Apparently I made a metaphor Friday and didn’t even know it. In case you missed it, here it is:
Every time he dropped his line in the water – and I do mean every time – he pulled it out with a fish attached to the end. At one point, a fish jumped out of the water to get the worm hovering just above the surface. The fish were all too small to keep, so we practiced the catch-and-release method, although I ended the excursion with a serious craving for some good ol’ fried fish like my dad used to make. I tried to fry fish once. It didn’t go well. I don’t think I’ll try it again.
Anyway, he had so much fun fishing that a couple of weeks later, I bought him a life jacket and took him out to Union Grove Lake to try his luck again. We were there for ten minutes before he proclaimed to anyone who would listen (namely, me, as I was the only person within earshot) that he was bored and he wanted to go home and fishing at Aunt Sandy’s was way more fun. See, fishing at Aunt Sandy’s had spoiled him. Fishing at Aunt Sandy’s showed him what it’s supposed to be like, minus the ideal of actually getting to keep them. Fishing at Union Grove demonstrated the reality of fishing – endless hours spent staring at each other while fighting the temptation to reel your line in and cast it out again somewhere else because maybe the fish are biting “over there.”

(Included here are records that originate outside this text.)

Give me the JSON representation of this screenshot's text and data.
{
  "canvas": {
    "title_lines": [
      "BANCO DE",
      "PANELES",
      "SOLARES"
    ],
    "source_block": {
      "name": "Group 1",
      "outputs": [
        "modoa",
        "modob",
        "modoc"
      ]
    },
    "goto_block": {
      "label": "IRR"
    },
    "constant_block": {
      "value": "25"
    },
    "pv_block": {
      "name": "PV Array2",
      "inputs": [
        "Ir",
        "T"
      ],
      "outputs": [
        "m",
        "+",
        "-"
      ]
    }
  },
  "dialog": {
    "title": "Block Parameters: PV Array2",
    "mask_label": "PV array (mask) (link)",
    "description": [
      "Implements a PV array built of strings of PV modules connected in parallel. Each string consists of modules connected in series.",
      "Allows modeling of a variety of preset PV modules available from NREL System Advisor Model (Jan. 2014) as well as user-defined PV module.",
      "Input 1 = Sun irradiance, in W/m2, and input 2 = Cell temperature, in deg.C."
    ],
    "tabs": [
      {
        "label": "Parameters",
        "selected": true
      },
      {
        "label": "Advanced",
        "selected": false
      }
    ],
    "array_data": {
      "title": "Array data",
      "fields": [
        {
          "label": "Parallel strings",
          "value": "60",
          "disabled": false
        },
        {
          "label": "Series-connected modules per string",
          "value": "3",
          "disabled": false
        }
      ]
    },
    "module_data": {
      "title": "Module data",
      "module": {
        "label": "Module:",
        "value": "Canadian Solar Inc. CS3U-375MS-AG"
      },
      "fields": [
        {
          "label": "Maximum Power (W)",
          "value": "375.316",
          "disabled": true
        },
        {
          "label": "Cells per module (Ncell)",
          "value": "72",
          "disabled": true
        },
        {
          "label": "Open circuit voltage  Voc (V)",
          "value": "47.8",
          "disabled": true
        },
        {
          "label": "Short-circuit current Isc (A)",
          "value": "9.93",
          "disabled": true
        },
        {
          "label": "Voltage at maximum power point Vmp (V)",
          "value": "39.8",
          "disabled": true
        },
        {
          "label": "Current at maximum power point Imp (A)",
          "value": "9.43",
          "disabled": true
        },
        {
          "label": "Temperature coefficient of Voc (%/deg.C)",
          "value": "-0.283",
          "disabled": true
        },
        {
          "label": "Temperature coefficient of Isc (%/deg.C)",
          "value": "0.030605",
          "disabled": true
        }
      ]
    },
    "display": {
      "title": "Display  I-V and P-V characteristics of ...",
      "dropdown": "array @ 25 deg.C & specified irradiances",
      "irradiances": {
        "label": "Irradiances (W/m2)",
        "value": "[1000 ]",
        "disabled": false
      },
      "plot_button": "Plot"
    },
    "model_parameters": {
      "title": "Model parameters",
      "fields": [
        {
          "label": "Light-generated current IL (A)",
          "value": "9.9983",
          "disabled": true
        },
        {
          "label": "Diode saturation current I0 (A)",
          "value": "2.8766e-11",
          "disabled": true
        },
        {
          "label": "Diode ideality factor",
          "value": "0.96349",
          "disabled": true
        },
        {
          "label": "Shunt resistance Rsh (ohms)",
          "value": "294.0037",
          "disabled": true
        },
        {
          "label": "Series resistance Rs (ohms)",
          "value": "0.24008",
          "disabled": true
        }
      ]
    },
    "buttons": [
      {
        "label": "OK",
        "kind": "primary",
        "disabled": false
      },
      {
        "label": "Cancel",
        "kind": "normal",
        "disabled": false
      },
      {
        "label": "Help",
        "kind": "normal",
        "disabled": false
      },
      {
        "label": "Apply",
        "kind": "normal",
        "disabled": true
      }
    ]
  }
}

Until the lovely Miss T. pointed it out in her comment, I didn’t even realize what I’d written. I had to go back and reread the whole post to find out what the heck she was talking about and as I did so, a wonderful thing happened: I discovered that in writing one thing, I’d actually written another. I thought I’d simply been recounting a fishing story, but it was much more than a simple fish tale.